Any healthy immune system has no trouble differentiating between your own cells and those that are invading. That said, for those with autoimmune disease, the immune system will think that the skin, joints, or another part of your body are actually a foreign entity.
It then releases proteins that will attack these healthy cells since they are under the impression that they are invasive pathogens looking to cause the body harm. Some autoimmune diseases will target a specific area of the body like how type 1 diabetes attacks the pancreas whereas other diseases such as lupus could attack the entire body.

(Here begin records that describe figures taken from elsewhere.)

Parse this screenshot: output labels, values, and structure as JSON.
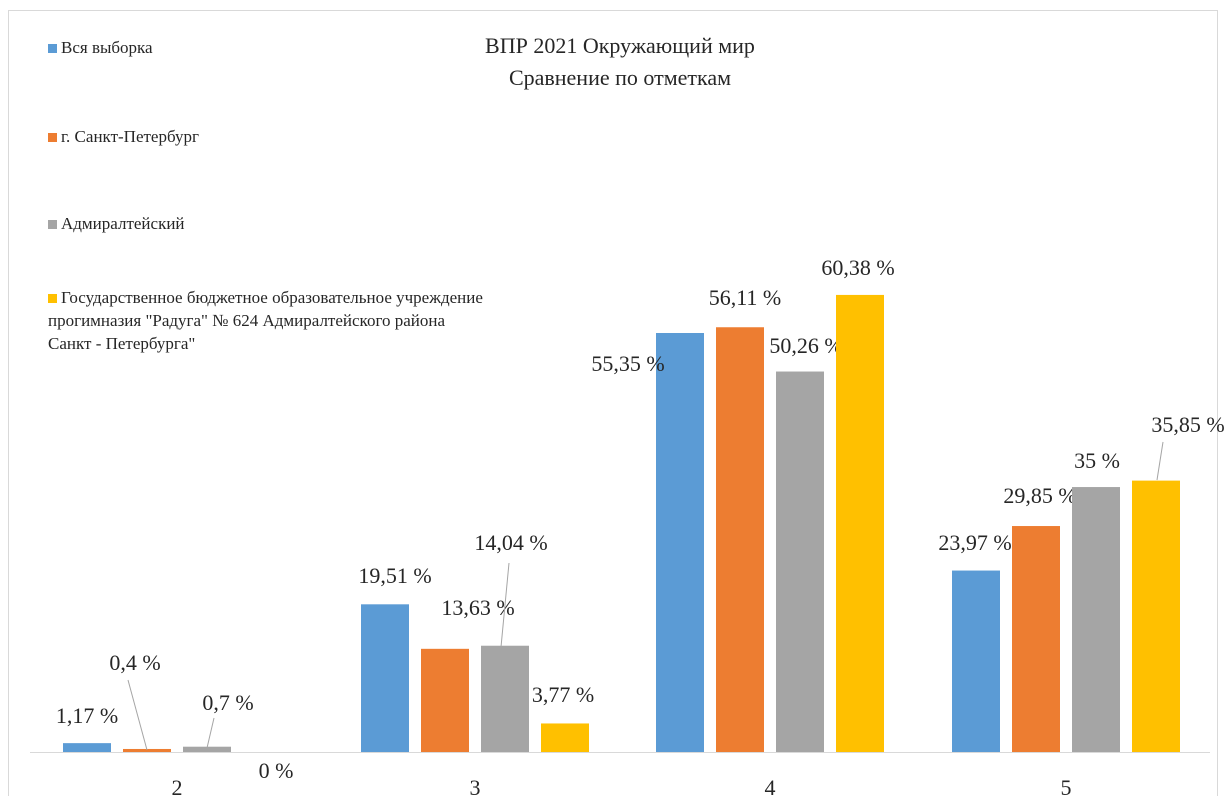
{
  "chart_data": {
    "type": "bar",
    "title": "ВПР 2021 Окружающий мир",
    "subtitle": "Сравнение по отметкам",
    "categories": [
      "2",
      "3",
      "4",
      "5"
    ],
    "series": [
      {
        "name": "Вся выборка",
        "color": "#5b9bd5",
        "values": [
          1.17,
          19.51,
          55.35,
          23.97
        ],
        "value_labels": [
          "1,17 %",
          "19,51 %",
          "55,35 %",
          "23,97 %"
        ]
      },
      {
        "name": "г. Санкт-Петербург",
        "color": "#ed7d31",
        "values": [
          0.4,
          13.63,
          56.11,
          29.85
        ],
        "value_labels": [
          "0,4 %",
          "13,63 %",
          "56,11 %",
          "29,85 %"
        ]
      },
      {
        "name": "Адмиралтейский",
        "color": "#a5a5a5",
        "values": [
          0.7,
          14.04,
          50.26,
          35
        ],
        "value_labels": [
          "0,7 %",
          "14,04 %",
          "50,26 %",
          "35 %"
        ]
      },
      {
        "name": "Государственное бюджетное образовательное учреждение прогимназия \"Радуга\" № 624 Адмиралтейского района Санкт - Петербурга\"",
        "color": "#ffc000",
        "values": [
          0,
          3.77,
          60.38,
          35.85
        ],
        "value_labels": [
          "0 %",
          "3,77 %",
          "60,38 %",
          "35,85 %"
        ]
      }
    ],
    "legend": "left"
  }
}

1. Rheumatoid arthritis (RA)
For those who suffer from rheumatoid arthritis, or RA for short, their immune system attacks their own joints which could lead to various adverse effects in the patient. The attack from the immune system can cause stiffness, soreness, redness, and warmth in the joints.
In contrast to osteoarthritis which only develops when people get older, rheumatoid arthritis can develop as early in life as the age of 30. A healthy immune system will never attack the joints of the host but one that has rheumatoid arthritis cannot differentiate between the joints and invasive pathogens which is why they strike it like they would any virus or bacteria that sought to infect the patient.
People are often shocked when they are told that they have arthritis as they didn’t expect they could develop it so early in life. The range of age that rheumatoid arthritis affects is what makes it such a terrible disease.